如何在Python中使用掩码对数组的数组进行卷积？

Question

Given a t1xt2xn array and a m1xm2 mask, how to obtain the t1xt2xn array where the n-dim arrays are convolved with the mask?

The function scipy.signal.convolve is not able to handle this because it only accept inputs with same number of dimensions.

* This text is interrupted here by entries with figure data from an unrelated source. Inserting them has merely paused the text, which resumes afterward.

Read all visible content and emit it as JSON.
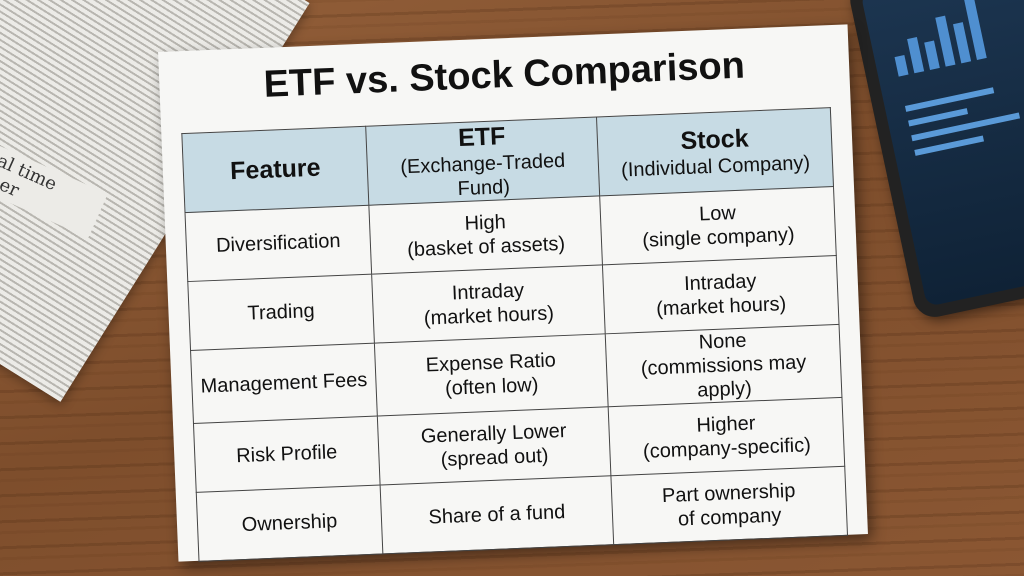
{
  "newspaper": {
    "headline_fragment": [
      "al time",
      "her"
    ]
  },
  "title": "ETF vs. Stock Comparison",
  "table": {
    "headers": [
      {
        "main": "Feature",
        "sub": ""
      },
      {
        "main": "ETF",
        "sub": "(Exchange-Traded Fund)"
      },
      {
        "main": "Stock",
        "sub": "(Individual Company)"
      }
    ],
    "rows": [
      {
        "feature": "Diversification",
        "etf": [
          "High",
          "(basket of assets)"
        ],
        "stock": [
          "Low",
          "(single company)"
        ]
      },
      {
        "feature": "Trading",
        "etf": [
          "Intraday",
          "(market hours)"
        ],
        "stock": [
          "Intraday",
          "(market hours)"
        ]
      },
      {
        "feature": "Management Fees",
        "etf": [
          "Expense Ratio",
          "(often low)"
        ],
        "stock": [
          "None",
          "(commissions may apply)"
        ]
      },
      {
        "feature": "Risk Profile",
        "etf": [
          "Generally Lower",
          "(spread out)"
        ],
        "stock": [
          "Higher",
          "(company-specific)"
        ]
      },
      {
        "feature": "Ownership",
        "etf": [
          "Share of a fund",
          ""
        ],
        "stock": [
          "Part ownership",
          "of company"
        ]
      }
    ]
  },
  "colors": {
    "header_bg": "#c7dbe4",
    "paper": "#f7f7f5",
    "wood": "#8b5733"
  }
}
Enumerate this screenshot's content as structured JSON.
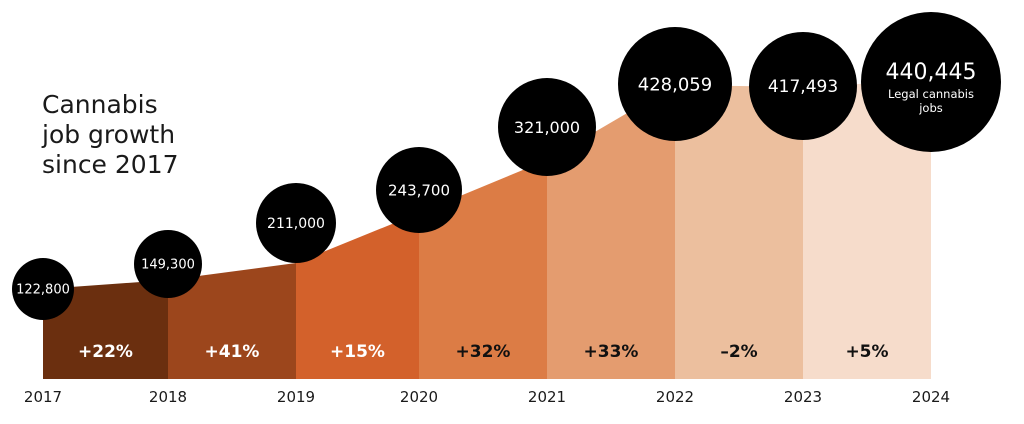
{
  "chart_data": {
    "type": "area",
    "title": "Cannabis\njob growth\nsince 2017",
    "categories": [
      "2017",
      "2018",
      "2019",
      "2020",
      "2021",
      "2022",
      "2023",
      "2024"
    ],
    "values": [
      122800,
      149300,
      211000,
      243700,
      321000,
      428059,
      417493,
      440445
    ],
    "value_labels": [
      "122,800",
      "149,300",
      "211,000",
      "243,700",
      "321,000",
      "428,059",
      "417,493",
      "440,445"
    ],
    "final_label": "Legal cannabis\njobs",
    "segment_changes": [
      "+22%",
      "+41%",
      "+15%",
      "+32%",
      "+33%",
      "–2%",
      "+5%"
    ],
    "segment_colors": [
      "#6b2f0f",
      "#9c461c",
      "#d3612b",
      "#dc7c45",
      "#e49c6f",
      "#ecbf9e",
      "#f6dccb"
    ],
    "segment_label_colors": [
      "#ffffff",
      "#ffffff",
      "#ffffff",
      "#111111",
      "#111111",
      "#111111",
      "#111111"
    ],
    "bubble_color": "#000000",
    "grid": false
  }
}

Example with the "same" logic:

in1 =
[[[0,1,2],[3,4,5],[6,7,8]],
[[9,10,11],[12,13,14],[15,16,17]],
[[18,19,20],[21,22,23],[24,25,26]]]

in2 =
[[0,1,0],
[0,1,0],
[0,1,0]]

output =
[[[0,0,0],[15,17,19],[0,0,0]],
[[0,0,0],[36,39,42],[0,0,0]],
[[0,0,0],[33,35,37],[0,0,0]]]

Answer 1

I'm very sorry but I haven't strong math background, so my answer could be wrong. Anyway, if you need to use mask for selecting you should convert it to bool type. For example:

in1 = np.array([[[0,1,2],    [3,4,5],    [6,7,8]],
                [[9,10,11],  [12,13,14], [15,16,17]],
                [[18,19,20], [21,22,23], [24,25,26]]])

in2 = np.array([[0, 1, 0],
                [0, 1, 0],
                [0, 1, 0]])

mask = in2.astype(bool)

print(in1[mask])
# [[ 3  4  5]
#  [12 13 14]
#  [21 22 23]]

in3 = np.zeros(in1.shape)

in3[mask] = np.convolve(in1[mask].ravel(), in2.ravel(), 'same').reshape(mask.shape)

print(in3)

# [[[  0.   0.   0.]
#   [ 15.  17.  19.]
#   [  0.   0.   0.]]
# 
#  [[  0.   0.   0.]
#   [ 36.  39.  42.]
#   [  0.   0.   0.]]
# 
#  [[  0.   0.   0.]
#   [ 33.  35.  37.]
#   [  0.   0.   0.]]]

I'm not very sure about last part, especially about reshaping but I hope you get an idea.